Training at the Olympic Training Facility in California, Jean-Paul will compete in the 100-meter dash and long jump at the Paralympic Games in Tokyo, which take place Aug. 24 through Sept. 5. He’ll compete with a T13 classification, a category for athletes with a moderate visual impairment.
Jean-Paul was born with juvenile retinoschisis, a vision impairment that affects his peripheral and central vision.
Growing up, in many ways, he tried to run from his disability.
“When I would go to school, it’s like everyone knew that’s the blind kid with the big enlarged textbooks and all that,” he said. “Sports gave me an outlet to not feel that way. I kind of blended in with my athleticism, and my vision didn’t really matter.”
Now, he’s all about standing out and up for others.
“I’m not just disabled, I’m also Black. That ties into everything I face in this world,” he said. “In a nutshell, I want to change the narrative of how people view Black folks in this country and around the world and how people view people with disabilities across the world. I’m doing that through athletics.
“I’m using my journey to shine a light on how people see people with disabilities and treat people with disabilities. I feel like my community needs someone to say, ‘Hey, we can do this despite what people say.’ "

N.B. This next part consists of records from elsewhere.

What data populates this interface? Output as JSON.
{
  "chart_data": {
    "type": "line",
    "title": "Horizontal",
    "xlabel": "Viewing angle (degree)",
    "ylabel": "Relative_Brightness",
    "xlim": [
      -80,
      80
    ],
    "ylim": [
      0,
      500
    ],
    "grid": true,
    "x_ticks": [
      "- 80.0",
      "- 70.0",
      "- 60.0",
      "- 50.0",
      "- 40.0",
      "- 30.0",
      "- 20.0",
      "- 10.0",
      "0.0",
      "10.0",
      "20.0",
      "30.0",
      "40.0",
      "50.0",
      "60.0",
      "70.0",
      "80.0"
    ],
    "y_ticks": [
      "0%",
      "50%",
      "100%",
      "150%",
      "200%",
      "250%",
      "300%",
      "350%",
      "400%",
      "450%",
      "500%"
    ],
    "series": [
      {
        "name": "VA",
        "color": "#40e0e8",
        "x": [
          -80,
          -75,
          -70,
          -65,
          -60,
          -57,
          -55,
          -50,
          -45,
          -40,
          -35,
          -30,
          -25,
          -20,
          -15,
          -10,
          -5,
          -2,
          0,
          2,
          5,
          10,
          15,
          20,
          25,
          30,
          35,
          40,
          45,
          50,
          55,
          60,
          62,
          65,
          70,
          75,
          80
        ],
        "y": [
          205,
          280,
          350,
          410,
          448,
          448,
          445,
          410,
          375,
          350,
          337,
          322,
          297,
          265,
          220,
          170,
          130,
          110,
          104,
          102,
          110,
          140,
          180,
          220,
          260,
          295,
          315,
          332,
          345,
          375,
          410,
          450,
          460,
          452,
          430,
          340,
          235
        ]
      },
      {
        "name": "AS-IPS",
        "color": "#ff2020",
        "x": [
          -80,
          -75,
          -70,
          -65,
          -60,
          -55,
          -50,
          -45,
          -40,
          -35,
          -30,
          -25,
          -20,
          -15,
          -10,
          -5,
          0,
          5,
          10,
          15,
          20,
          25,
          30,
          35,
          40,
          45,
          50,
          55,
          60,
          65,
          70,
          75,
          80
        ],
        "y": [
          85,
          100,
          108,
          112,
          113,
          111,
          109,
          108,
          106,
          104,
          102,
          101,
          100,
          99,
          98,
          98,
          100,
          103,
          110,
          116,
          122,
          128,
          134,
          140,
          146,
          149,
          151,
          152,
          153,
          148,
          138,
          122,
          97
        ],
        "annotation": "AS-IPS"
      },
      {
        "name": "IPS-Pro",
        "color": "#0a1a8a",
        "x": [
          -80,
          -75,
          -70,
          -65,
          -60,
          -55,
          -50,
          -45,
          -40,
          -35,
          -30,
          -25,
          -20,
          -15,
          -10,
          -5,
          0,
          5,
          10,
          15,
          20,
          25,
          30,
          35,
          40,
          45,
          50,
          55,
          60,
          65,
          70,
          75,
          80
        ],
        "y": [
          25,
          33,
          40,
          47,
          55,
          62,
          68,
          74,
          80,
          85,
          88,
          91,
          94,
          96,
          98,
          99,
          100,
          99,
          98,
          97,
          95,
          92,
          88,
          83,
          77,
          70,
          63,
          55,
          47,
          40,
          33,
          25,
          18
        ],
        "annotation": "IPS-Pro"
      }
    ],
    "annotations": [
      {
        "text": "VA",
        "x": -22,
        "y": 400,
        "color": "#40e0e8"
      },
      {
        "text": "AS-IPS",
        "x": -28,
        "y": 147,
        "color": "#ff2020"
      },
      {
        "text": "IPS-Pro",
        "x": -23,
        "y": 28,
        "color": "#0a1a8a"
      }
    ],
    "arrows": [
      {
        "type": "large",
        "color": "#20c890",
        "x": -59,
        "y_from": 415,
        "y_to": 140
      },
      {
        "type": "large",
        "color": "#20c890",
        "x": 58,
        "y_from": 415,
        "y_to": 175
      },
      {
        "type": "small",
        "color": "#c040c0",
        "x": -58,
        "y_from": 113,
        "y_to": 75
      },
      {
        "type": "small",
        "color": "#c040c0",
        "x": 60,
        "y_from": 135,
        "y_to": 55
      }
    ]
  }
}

Originally from Evanston, Jean-Paul moved to Gurnee before high school, where he carried on a family tradition of playing basketball. His mother, Rosemary Jean-Paul, was a Hall of Fame basketball player at Lewis University in Romeoville.
During Isaac Jean-Paul’s senior year in high school, a friend bet him that he couldn’t beat the fastest runner on the school’s track team.
“Little did I know that was going to be the start of my life, as you would call it,” he said.
He went on to earn a national title in the high jump at Harper College in Palatine, where he was coached by Renne Zellner. The head coach of both the men’s and women’s track and field teams for 37 years, Zellner since has retired but remains an assistant coach at the college.
Zellner was the first to suggest Jean-Paul consider Paralympics competition. She’s followed his journey closely.
“I am just so incredibly proud of Isaac,” Zellner said. “He’s had continued success because he’s just someone that has a goal, and he just really pursues it. … He just learned quickly, excelled.”
After Harper College, Jean-Paul earned a scholarship from Lewis University, where he became a five-time All-American and a Division II national champion in the high jump.
The high jump, his “first love,” was removed from the T13 classification in the Tokyo Paralympic Games.
As Zellner and others have seen, Jean-Paul tends to succeed no matter the path.
“He’s starting to coach now and getting a different side of the athletic world,” Zellner said. “He’s full of ideas, and it’s just fun to watch him. He’s just a rather remarkable young man and quite a role model for both sighted and people in the Paralympics.”
When Zellner first suggested the Paralympics, Jean-Paul said he “shrugged it off.”
Based on his success at Lewis, he had hoped to go to the Olympic Trials, but an injury his senior year of college prevented that from happening.
A random encounter with a U.S. Para athlete, Roderick Townsend, opened the door to the Paralympics.
Jean-Paul set the world record three times in the men’s high jump at the 2017 World Para Athletics championship in London.
At that time, he also was competing in the long jump and relay but didn’t advance to the Paralympics.
Whatever happens this time around, he’s already succeeded.
“I’m just out here trying to live with significance,” he said.
“I’ve been through things. I’ll keep fighting for anyone going through anything. At the end of the day, we go through these dark times. We have to understand we go through these dark times but eventually the light will come. The light is within reach.”